On the Commodity Exchange in New York, gold's price pr ounce leaped $24 Tuesday before settling back to $451.70 an ounce for a gain of $16.40 on the day. Gold fell $7.70 on Wednesday in New York, and on Thursday it was down $4. 50 at the morning fixing in London.
Whatever, trading was hectic. US spculators flooded the market with orders. Arab investors joined the buying wave.
If the Unitd States had been on a gold standard, it might have meant an outflow of $10 billion to $12 billion of gold, guesses Edward M. Bernstein, a Washington consultant to central bankers and other top financiers around the world. That, he adds, would have had "a big effect" on the nation's money supply.
A sizable drop in the money supply, if prolonged, can prompt a recession.
Under a gold standard, the dollar would be convertible into gold at a fixed rate -- let's say $430 an ounce. If the price of gold starts to rise above that level, the US Treassury would have to sell enough gold from its reserves to stabilize gold's price at $430. With reduced gold reserves, the Treasury would then have to trim the supply of money to the economy because of a rigid link between the size of the money supply and the amount of gold reserves.
Of course, this gold-dollar fixed tie is what the "gold bugs" want. They regard the gold standard as the antidote to inflation. Politicians would be unable to create new money on their own to pay for inordinate government spending to please the voters. Gold, a rare commodity, would give the system discipline, they maintain.
But to Dr. Bernstein, the gold standard that prevailed prior to World War I and was restored with great difficulty in 1925-30, "wasn't that good." The price level in the Unitd States in both 1850 and 1910 may have been the same. But in the years between, prices bounced around 30 or 50 percent as the supply and demand for gold changed. The business cycle was far more extreme than in recent decades.
Nonetheless, the officials of the last century had what Dr. Bernstein calls a "quasi-mystical" attitude toward the gold standard, one shared by similar enthusiasts today. This view, he notes, "had very little to do with what we would now regard as the central role of money in the economic system -- regulating production, distribution, and utilization of the national income. Nor was the gold standard regarded by 19th-century economists as successful in maintaining price stability."
On the contrary, one such British economist, W. S. Jevons, pointed out that price fluctuations were enormous and disruptive: ". . . There] is abundance of evidence to prove that the value of gold has undergone extensive changes. Between 1789 and 1809, it fell in the ratio of 100 to 54, or by 46 percent. . . . From 1809 to 1849, it rose again in the extraordinary ratio of 100 to 245, or by 145 percent, rendering government annuities and all fixed payments, extending over this period, almost two and a half times as valuable as they were in 1809. Since 1849 [to 1863] the value of gold has again fallen to the extent of at least 20 percent and a careful study . . . shows that fluctuations of from 10 to 25 percent, occur in every credit cycle."
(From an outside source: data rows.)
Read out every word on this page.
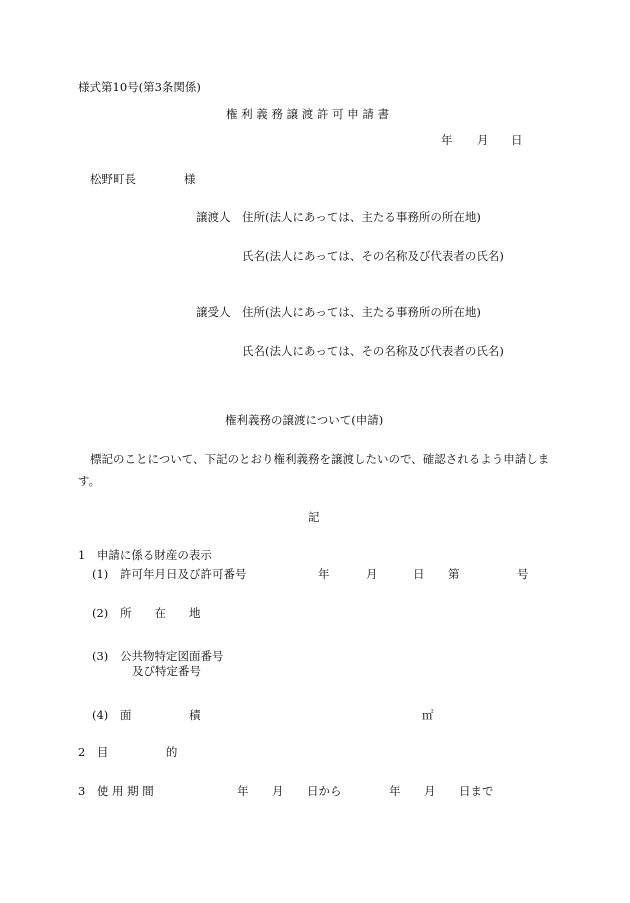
様式第10号(第3条関係)
権 利 義 務 譲 渡 許 可 申 請 書
年 月 日
松野町長	様
譲渡人 住所(法人にあっては、主たる事務所の所在地)
氏名(法人にあっては、その名称及び代表者の氏名)
譲受人 住所(法人にあっては、主たる事務所の所在地)
氏名(法人にあっては、その名称及び代表者の氏名)
権利義務の譲渡について(申請)
標記のことについて、下記のとおり権利義務を譲渡したいので、確認されるよう申請します。
記
1　申請に係る財産の表示
(1) 許可年月日及び許可番号	年	月	日 第	号
(2) 所　　在　　地
(3) 公共物特定図面番号
及び特定番号
(4) 面　　　　　積	㎡
2　目　　　　　的
3　使 用 期 間	年 月 日から	年 月 日まで
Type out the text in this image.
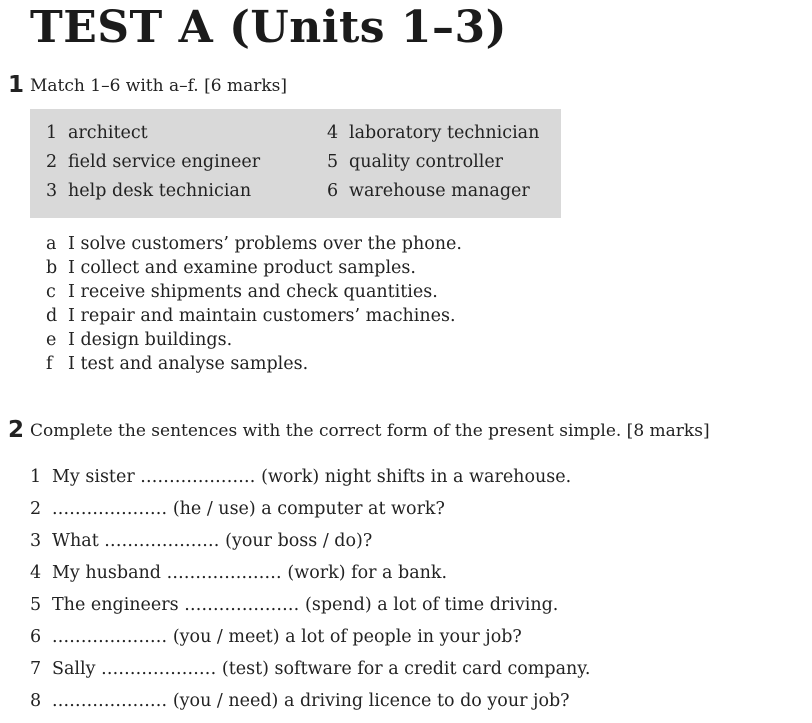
TEST A (Units 1–3)
1 Match 1–6 with a–f. [6 marks]
1 architect
2 field service engineer
3 help desk technician
4 laboratory technician
5 quality controller
6 warehouse manager
a I solve customers’ problems over the phone.
b I collect and examine product samples.
c I receive shipments and check quantities.
d I repair and maintain customers’ machines.
e I design buildings.
f I test and analyse samples.
2 Complete the sentences with the correct form of the present simple. [8 marks]
1 My sister .................... (work) night shifts in a warehouse.
2 .................... (he / use) a computer at work?
3 What .................... (your boss / do)?
4 My husband .................... (work) for a bank.
5 The engineers .................... (spend) a lot of time driving.
6 .................... (you / meet) a lot of people in your job?
7 Sally .................... (test) software for a credit card company.
8 .................... (you / need) a driving licence to do your job?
The classical gold standard was, as Dr. Bernstein says, a symbol of political as well as financial morality. Its maintenance was the sole objective of monetary policy -- not high employment levels or even price stability. And monetary policy was supported by a stern fiscal policy. The famous British prime minister, William E. Gladstone, resigned rather than accept an additional L3 million of expenditures on the Navy to maintain British supremacy on the seas. Today, no government leader resigns over deficits many times greater.
But there are other reasons why the gold standard will not be restored:
* The majority of the 17-member commission will not recommend such a step.
* Treasury Secretary Donald Reagan publicly maintains his neutrality on the role of gold. But most key economic officials in the Reagan administration regard a restoration of the gold standard as impossible and undesirable.
* The gold standard would require the cooperation of other major industrial nations, and that will not be forthcoming.
Moreover, there would be difficult technical problems. The first one, says Dr. bernstein, would be determining an appropriate monetary price for gold. If the price was set too high, monetary authorities would have to buy most of current gold production and some private hoardings of gold. This would contract the money supply and the economy. If vice versa, the resulting monetary expansion would cause prices to rise until the monetary price of gold was right in terms of commodities.
Second, there could be a shortage over the long run of adequate new supplies of gold to assure a sufficient expansion of the nation's money supply to keep the economy running at a reasonable speed. Presumably, gold could be revalued upward once in a while to provide adequate monetary reserves. But would politicians be as tempted to do this as they are today to create excessive amounts of new money?
Third, there is the unsettled international conditions of today, such as the murder of President Sadat. That, says Dr. Bernstein, could be "the greatest difficulty."